Q: What would you say are some of the most common perceptions and misperceptions about quantum mechanics?

A: Quantum mechanics has inspired much debate. One general perception of it, that is absolutely correct, is that is it hard to visualize. Indeed, Newtonian physics is far more tangible, but, to our amazement, doesn’t operate directly in the realm of the subatomic world. Rather, indirect processes, involving intangible objects called “wave functions,” come into play.

A common misperception about quantum mechanics is that “anything can happen.” On the contrary, quantum mechanics has very rigid rules for certain transitions. Only within that context are there chance occurrences. Yet, over time, because of statistics, such chance happenings can lead to reliable outcomes.

For example, the fusion of protons in the Sun that helps heat up its core relies on a chance process called quantum tunnelling. Though that depends on chance crossings of an energy barrier, it is dependable enough that we expect to be able to bask in sunlight for billions more years, assuming our civilization is still around.

Q: What do you see looking ahead when it comes to the study of quantum mechanics?

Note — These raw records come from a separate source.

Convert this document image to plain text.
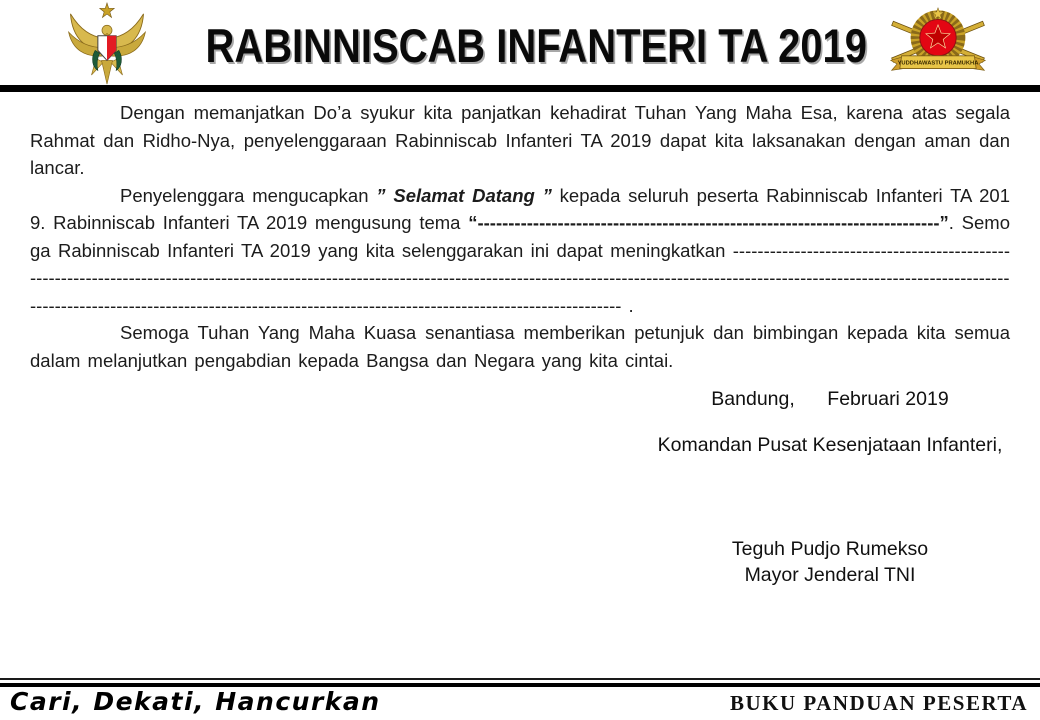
RABINNISCAB INFANTERI TA 2019	YUDDHAWASTU PRAMUKHA

Dengan memanjatkan Do’a syukur kita panjatkan kehadirat Tuhan Yang Maha Esa, karena atas segala Rahmat dan Ridho-Nya, penyelenggaraan Rabinniscab Infanteri TA 2019 dapat kita laksanakan dengan aman dan lancar.

Penyelenggara mengucapkan ” Selamat Datang ” kepada seluruh peserta Rabinniscab Infanteri TA 2019. Rabinniscab Infanteri TA 2019 mengusung tema “---------------------------------------------------------------------------”. Semoga Rabinniscab Infanteri TA 2019 yang kita selenggarakan ini dapat meningkatkan ------------------------------------------------------------------------------------------------------------------------------------------------------------------------------------------------------------------------------------------------------------------------------------------------------------ .

Semoga Tuhan Yang Maha Kuasa senantiasa memberikan petunjuk dan bimbingan kepada kita semua dalam melanjutkan pengabdian kepada Bangsa dan Negara yang kita cintai.

Bandung,      Februari 2019

Komandan Pusat Kesenjataan Infanteri,

Teguh Pudjo Rumekso

Mayor Jenderal TNI

Cari, Dekati, Hancurkan	BUKU PANDUAN PESERTA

A: These are exciting days for quantum measurement theories.

As I explain in my book, new experiments are being done to track quantum processes and try to unravel their inner workings for the first time. Meanwhile, signals conveying quantum information, through a process called quantum teleportation, are being sent out over farther and farther distances, for example to satellites.

Finally, quantum computers are being perfected to make use of the strange properties of entanglement in a way that lends far greater computational power to difficult calculations and cryptography than ordinary devices can muster.

Q: What are you working on now?

A: I have been working on several new blogposts for Medium to highlight and elucidate some of the aspects of my book.

My most recent piece was an interview with musician Max Born, one of the grandsons of quantum physicist Max Born. Einstein was good friends with the elder Born, and counseled him about the “dice-rolling God” in quantum mechanics. The younger Born has turned that idea into song lyrics in his tune “Quantum Blues.”

I’m also working on a piece about Wolfgang Pauli’s acerbic sense of humor.

Q: Anything else we should know?

A: During the course of my writing my standard poodle Kepler has been a steady companion and distraction. He likes to stick his head in front of my laptop and inform me when it is time to take breaks.

He is named after the scientist Johannes Kepler who plays an important role in my book in channeling his numerological interests into some of the first extensive scientific analyses: predicting how the planets move in their orbits. Pauli was very interested in Kepler’s work.

One time, when I took my dog on a walk, I passed by the same person twice, with about a 30-minute interval in between. The first time, I told him the name of my dog, which he recognized as belonging to the astronomer. The second time I saw him, he remarked, “I guess Kepler is taking you on a complete orbit!” I though that was a very clever thing to say.